Biomarkers of chemotherapy induced testicular damage
Chemotherapy treatment in men negatively impacts the male reproductive tract, and damage can potentially be transmitted to subsequent generations. Sensitive molecular biomarkers of injury are needed to ensure recovery of reproductive health.
Edward Dere, Ph.D., Linnea M. Anderson, M.Sc., Kathleen Hwang, M.D., Kim Boekelheide, M.D., Ph.D.
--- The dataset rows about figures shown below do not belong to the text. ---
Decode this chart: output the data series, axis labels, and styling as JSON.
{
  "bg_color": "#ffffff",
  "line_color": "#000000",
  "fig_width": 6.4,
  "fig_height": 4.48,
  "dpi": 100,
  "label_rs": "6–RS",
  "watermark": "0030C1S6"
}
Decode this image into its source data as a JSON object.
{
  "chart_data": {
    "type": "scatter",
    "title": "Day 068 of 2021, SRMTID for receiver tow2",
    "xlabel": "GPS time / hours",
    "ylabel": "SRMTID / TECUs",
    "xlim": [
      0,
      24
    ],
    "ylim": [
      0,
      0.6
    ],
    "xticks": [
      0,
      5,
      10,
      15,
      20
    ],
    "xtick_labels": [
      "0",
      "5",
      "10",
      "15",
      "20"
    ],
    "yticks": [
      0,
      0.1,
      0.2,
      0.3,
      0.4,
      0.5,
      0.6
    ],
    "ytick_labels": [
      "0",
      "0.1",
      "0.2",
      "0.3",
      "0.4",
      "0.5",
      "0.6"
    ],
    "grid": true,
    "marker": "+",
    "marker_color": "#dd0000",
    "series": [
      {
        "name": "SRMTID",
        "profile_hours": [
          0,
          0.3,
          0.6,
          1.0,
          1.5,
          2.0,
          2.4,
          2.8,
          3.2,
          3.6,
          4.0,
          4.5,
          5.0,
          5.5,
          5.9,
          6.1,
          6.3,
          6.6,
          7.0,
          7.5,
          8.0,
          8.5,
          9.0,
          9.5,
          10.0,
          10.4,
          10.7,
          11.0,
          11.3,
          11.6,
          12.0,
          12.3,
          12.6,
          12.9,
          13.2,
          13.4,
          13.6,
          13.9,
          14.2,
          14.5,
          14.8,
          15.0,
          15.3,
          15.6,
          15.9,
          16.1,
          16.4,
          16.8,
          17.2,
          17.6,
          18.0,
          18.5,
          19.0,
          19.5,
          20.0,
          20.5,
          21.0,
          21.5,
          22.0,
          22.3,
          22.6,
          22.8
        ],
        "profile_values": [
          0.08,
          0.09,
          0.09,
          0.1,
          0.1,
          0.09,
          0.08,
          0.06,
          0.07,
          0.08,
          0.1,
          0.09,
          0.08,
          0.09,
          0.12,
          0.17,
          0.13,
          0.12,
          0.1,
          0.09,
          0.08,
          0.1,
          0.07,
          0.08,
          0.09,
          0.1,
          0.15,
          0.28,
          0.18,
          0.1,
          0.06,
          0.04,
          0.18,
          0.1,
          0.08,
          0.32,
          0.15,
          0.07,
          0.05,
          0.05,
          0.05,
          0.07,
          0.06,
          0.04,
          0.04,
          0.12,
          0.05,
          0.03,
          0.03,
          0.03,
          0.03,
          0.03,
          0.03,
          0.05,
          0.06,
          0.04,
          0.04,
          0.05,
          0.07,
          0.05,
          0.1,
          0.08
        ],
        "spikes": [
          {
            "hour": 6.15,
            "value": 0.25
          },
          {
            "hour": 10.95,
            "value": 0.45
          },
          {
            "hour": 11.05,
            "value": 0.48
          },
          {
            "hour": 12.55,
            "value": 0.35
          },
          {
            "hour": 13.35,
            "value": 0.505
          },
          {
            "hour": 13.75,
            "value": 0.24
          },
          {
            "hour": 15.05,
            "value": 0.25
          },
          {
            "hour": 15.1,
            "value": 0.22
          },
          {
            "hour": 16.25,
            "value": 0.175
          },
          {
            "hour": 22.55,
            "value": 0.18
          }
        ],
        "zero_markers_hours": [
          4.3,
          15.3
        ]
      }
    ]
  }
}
Volume 100, Issue 5, Pages 1192-1202, November 2013
Increasing numbers of men are having or wanting children after chemotherapy treatment. This can be attributed to improvements in cancer therapies that increase survival. However, a side effect of most chemotherapy drugs is disruption of spermatogenesis and a drastic reduction in sperm count and quality. Although many men eventually recover reproductive function, as indicated by normal semen analyses, there is no clinical test that can assess sperm quality at a high level of sensitivity. Sperm fluorescent in situ hybridization (i.e., FISH) and several different tests for deoxyribonucleic acid (DNA) fragmentation have been used infrequently in clinical assessment. Animal models of chemotherapy-induced testicular damage are currently being used to identify potential molecular biomarkers that may be translatable to humans—these include sperm messenger RNAs, microRNAs, histone modifications, and DNA methylation patterns. Changes in these molecular measurements are quantitative and sensitive, potentially making them important clinical biomarkers of testicular function after chemotherapy treatment.